JAMES 'MUNKY' SHAFFER Explains Why KORN Can't Recreate Entire 'Follow The Leader' Album Live

JAMES 'MUNKY' SHAFFER Explains Why KORN Can't Recreate Entire 'Follow The Leader' Album Live

KORN will celebrate the 20th anniversary of its breakthrough third album, 1998's "Follow The Leader", by playing three U.S. shows in late summer. But while it was initially assumed that the band would perform the LP from front to back at those shows, guitarist James "Munky" Shaffer has confirmed that only "most" of the record will be played.

Speaking to KLOS 95.5 DJ Full Metal Jackie, Munky explained: "There's some songs that we did collaborations — we [had guest appearances by] Tre [Trevant Hardson] from THE PHARCYDE, which is a hip-hop group; Ice Cube — everybody knows Ice Cube; and Fred [Durst] from LIMP BIZKIT. So those are the songs that are, like, 'Okay, well, we can't really recreate that.' But we're gonna play a handful of the songs that people haven't heard and maybe we haven't played in 20 years."

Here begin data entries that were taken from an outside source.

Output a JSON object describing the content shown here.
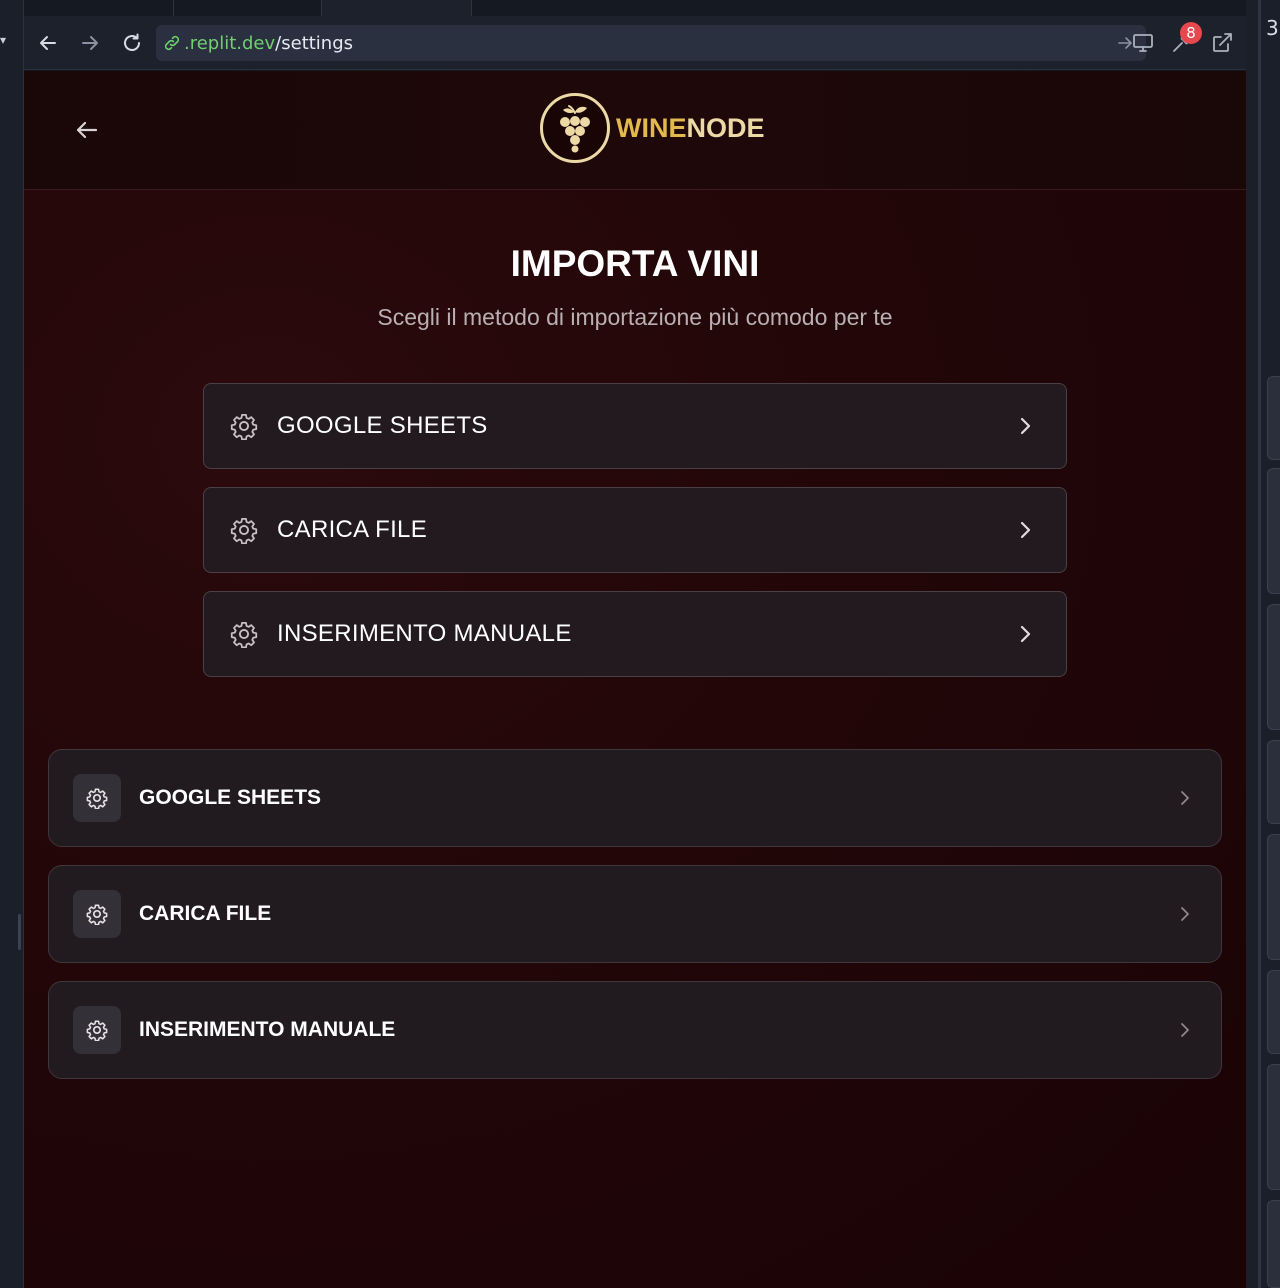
{
  "browser": {
    "url_domain": ".replit.dev",
    "url_path": "/settings",
    "notification_count": "8"
  },
  "side": {
    "right_number": "3"
  },
  "app": {
    "logo": {
      "part1": "WINE",
      "part2": "NODE"
    },
    "title": "IMPORTA VINI",
    "subtitle": "Scegli il metodo di importazione più comodo per te",
    "options_primary": [
      {
        "label": "GOOGLE SHEETS"
      },
      {
        "label": "CARICA FILE"
      },
      {
        "label": "INSERIMENTO MANUALE"
      }
    ],
    "options_secondary": [
      {
        "label": "GOOGLE SHEETS"
      },
      {
        "label": "CARICA FILE"
      },
      {
        "label": "INSERIMENTO MANUALE"
      }
    ]
  },
  "colors": {
    "logo_gold": "#e2b94f",
    "logo_cream": "#ecd9a6",
    "background_wine": "#220608",
    "badge_red": "#e5484d",
    "url_green": "#6fd06f"
  },
  "icons": [
    "back-arrow-icon",
    "forward-arrow-icon",
    "reload-icon",
    "link-icon",
    "go-arrow-icon",
    "monitor-icon",
    "wrench-icon",
    "external-link-icon",
    "grape-logo-icon",
    "gear-icon",
    "chevron-right-icon"
  ]
}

The shows are scheduled to take place on September 12 at the Masonic in San Francisco, September 13 at the Palladium in Los Angeles, and September 15 at the Pearl Theater in Las Vegas. These will be KORN's only North American concerts of the year.

Munky told Full Metal Jackie that he looks back fondly on the "Follow The Leader" period of KORN's career. "Because we were really young, and it really was the first bit of money that we started to see from so many years of hard work," he said. "And we just really had a lot of fun. And musically, we kind of experimented with collaborations. We were in a real studio, in North Hollywood, in the middle of town. Because we recorded our first two records with [producer] Ross Robinson up at Indigo Ranch, and that was so remote and removed from anything, and that's how he liked it. But once we had the freedom and the money and the record label support to get into a real studio and have, like, a real beer budget…

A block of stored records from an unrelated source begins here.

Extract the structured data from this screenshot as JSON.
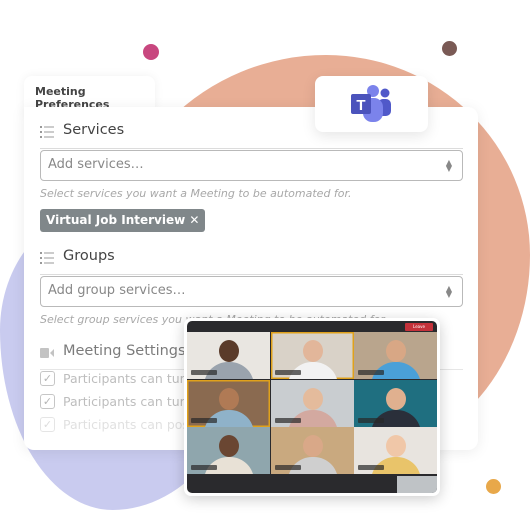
{
  "colors": {
    "peach": "#e8ae95",
    "lavender": "#c9cbef",
    "pink_dot": "#c8477f",
    "brown_dot": "#7a5a55",
    "orange_dot": "#e8a84a",
    "chip": "#80878a",
    "teams": "#5059c9",
    "leave": "#c4313a"
  },
  "tab": {
    "label": "Meeting Preferences"
  },
  "services": {
    "heading": "Services",
    "icon": "list-icon",
    "placeholder": "Add services…",
    "help": "Select services you want a Meeting to be automated for.",
    "chip": "Virtual Job Interview",
    "chip_remove": "✕"
  },
  "groups": {
    "heading": "Groups",
    "icon": "list-icon",
    "placeholder": "Add group services…",
    "help": "Select group services you want a Meeting to be automated for."
  },
  "meeting_settings": {
    "heading": "Meeting Settings",
    "icon": "video-camera-icon",
    "options": [
      {
        "label": "Participants can turn",
        "checked": true
      },
      {
        "label": "Participants can turn",
        "checked": true
      },
      {
        "label": "Participants can post",
        "checked": true
      }
    ]
  },
  "teams_logo": {
    "icon": "microsoft-teams-icon",
    "letter": "T"
  },
  "video_call": {
    "leave_label": "Leave",
    "tiles": [
      {
        "bg": "#e9e6e1",
        "skin": "#5a3b2a",
        "shirt": "#9aa3ad",
        "selected": false
      },
      {
        "bg": "#d9d2c8",
        "skin": "#e2b69a",
        "shirt": "#f2f2f2",
        "selected": true
      },
      {
        "bg": "#b9a58d",
        "skin": "#d8a785",
        "shirt": "#4aa0d8",
        "selected": false
      },
      {
        "bg": "#8a6a50",
        "skin": "#b07a55",
        "shirt": "#8fb2c9",
        "selected": true
      },
      {
        "bg": "#c9cdd0",
        "skin": "#e4bb9c",
        "shirt": "#d3a9a0",
        "selected": false
      },
      {
        "bg": "#1f6f80",
        "skin": "#e0b08f",
        "shirt": "#2a2f3a",
        "selected": false
      },
      {
        "bg": "#8fa6ad",
        "skin": "#6a4632",
        "shirt": "#e8e1d6",
        "selected": false
      },
      {
        "bg": "#c9a97f",
        "skin": "#d9a888",
        "shirt": "#cfcfcf",
        "selected": false
      },
      {
        "bg": "#e8e4df",
        "skin": "#f0c7a8",
        "shirt": "#e9c46a",
        "selected": false
      }
    ]
  }
}
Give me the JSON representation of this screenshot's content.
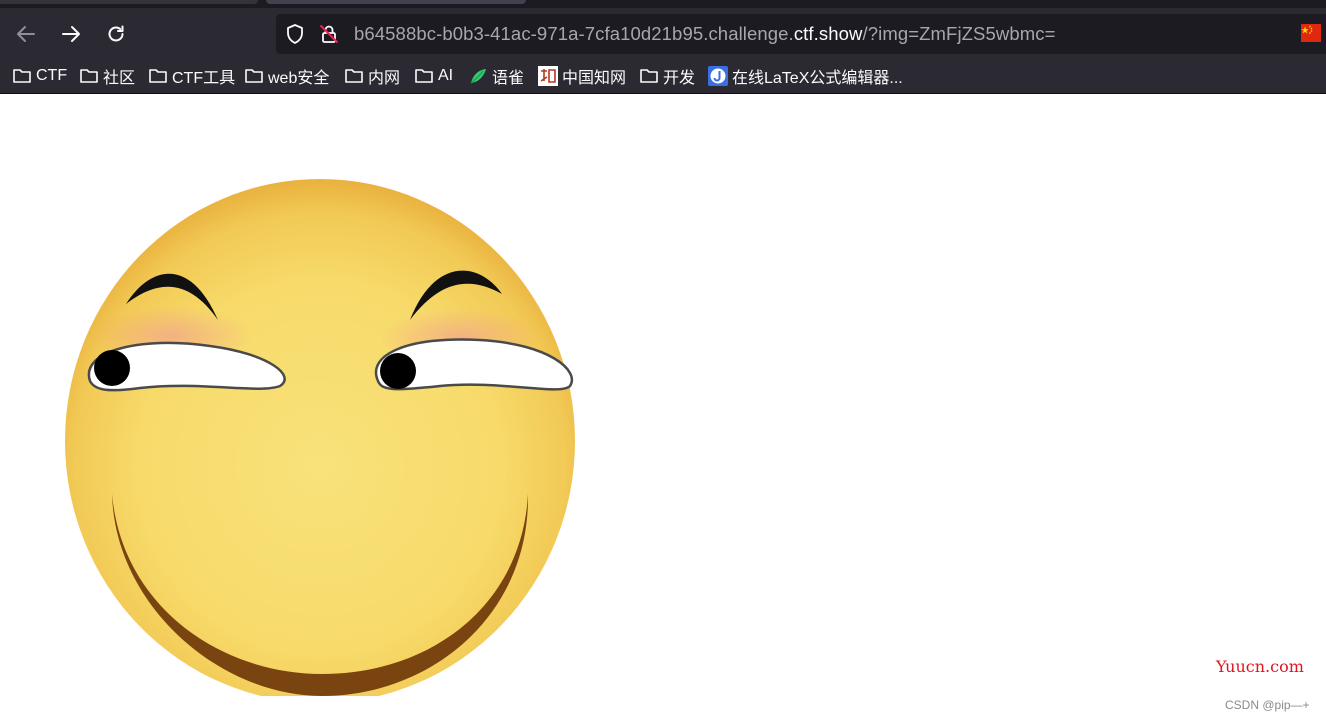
{
  "browser": {
    "url": {
      "prefix": "b64588bc-b0b3-41ac-971a-7cfa10d21b95.challenge.",
      "domain": "ctf.show",
      "suffix": "/?img=ZmFjZS5wbmc="
    },
    "bookmarks": [
      {
        "label": "CTF",
        "icon": "folder-icon"
      },
      {
        "label": "社区",
        "icon": "folder-icon"
      },
      {
        "label": "CTF工具",
        "icon": "folder-icon"
      },
      {
        "label": "web安全",
        "icon": "folder-icon"
      },
      {
        "label": "内网",
        "icon": "folder-icon"
      },
      {
        "label": "AI",
        "icon": "folder-icon"
      },
      {
        "label": "语雀",
        "icon": "yuque-icon"
      },
      {
        "label": "中国知网",
        "icon": "cnki-icon"
      },
      {
        "label": "开发",
        "icon": "folder-icon"
      },
      {
        "label": "在线LaTeX公式编辑器...",
        "icon": "latex-icon"
      }
    ],
    "colors": {
      "chrome_bg": "#2b2a33",
      "urlbar_bg": "#1c1b22",
      "text": "#fbfbfe",
      "url_dim": "#a6a6ad"
    }
  },
  "page": {
    "image": "smiley-face-image",
    "watermark": "Yuucn.com",
    "csdn_credit": "CSDN @pip—+"
  }
}
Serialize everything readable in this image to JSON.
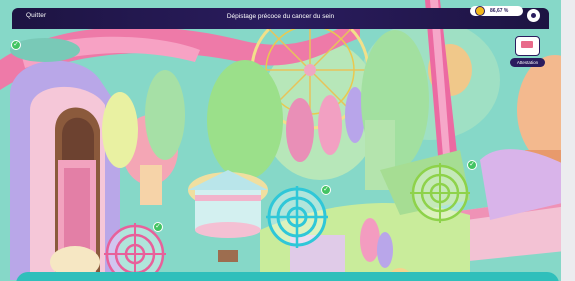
{
  "topbar": {
    "quit_label": "Quitter",
    "title": "Dépistage précoce du cancer du sein",
    "score": "86,67 %",
    "score_icon": "trophy-icon",
    "settings_icon": "gear-icon"
  },
  "attestation": {
    "label": "Attestation",
    "icon": "certificate-icon"
  },
  "targets": [
    {
      "name": "target-1",
      "color": "#e8609a",
      "completed": false
    },
    {
      "name": "target-2",
      "color": "#2fc7d8",
      "completed": true
    },
    {
      "name": "target-3",
      "color": "#8ed24a",
      "completed": true
    },
    {
      "name": "target-4",
      "color": "#e8609a",
      "completed": true
    }
  ],
  "colors": {
    "bar": "#1d1442",
    "accent_teal": "#2fbfbb",
    "check_green": "#43c462"
  }
}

"I think, honestly, the making of that album was something like 30 thousand dollars in alcohol by the time it was all done," he continued. "It was fun; that showed you how much fun we had. But, really, it was trying to figure out, 'Okay, we kind of did these two angst records. Let's kind of move into more of a song-based, lightened-mood.' Like, 'Let's have fun a little bit.' That's when we really started to kind of find who we were and make changes as far as song structures and listening to each other play. Like, 'Man, you're really good. I didn't realize it before.'"

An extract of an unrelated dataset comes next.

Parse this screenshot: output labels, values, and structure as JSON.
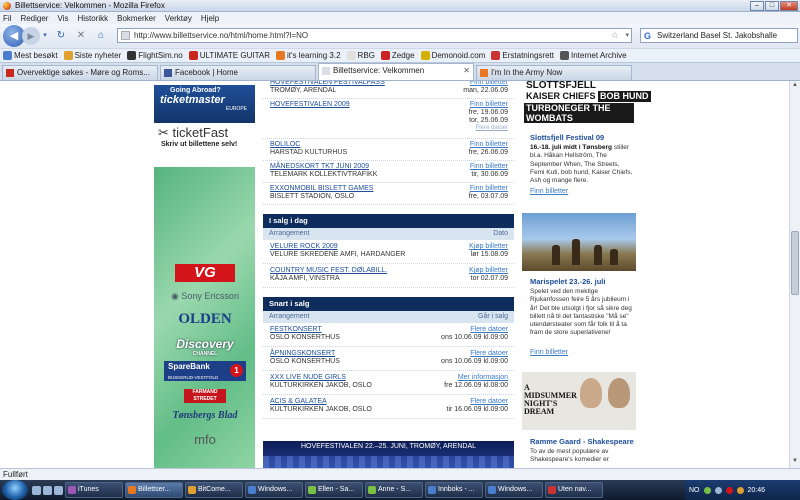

Munky went on to say that "Follow The Leader" represented "a really special moment" in KORN's career. "That's when MTV was hitting, and everybody was watching all these boy bands," he said. "And then KORN topping the charts of all the 'TRL' stuff. I feel like it was a turning point. I feel like if you didn't like the whole boy-band thing and the pop thing, you had us over here."

According to Munky, "Follow The Leader"'s influence has reverberated beyond the hard rock world. "It's crazy" he said. "All these young hip-hop kids now are coming up to me, saying, 'Man, I love your band. Because of your band, I'm into this, this and this.' And they're all these young rapper kids with tattoos all over their faces — just super hardcore. So there's a whole new movement. So it's kind of nice for them to step up and give us an homage, I guess."

"Follow The Leader" was a massive commercial breakthrough for KORN, debuting at No. 1 on the Billboard album chart, selling five million copies in the U.S. and yielding two hits singles in "Got The Life" and "Freak On A Leash".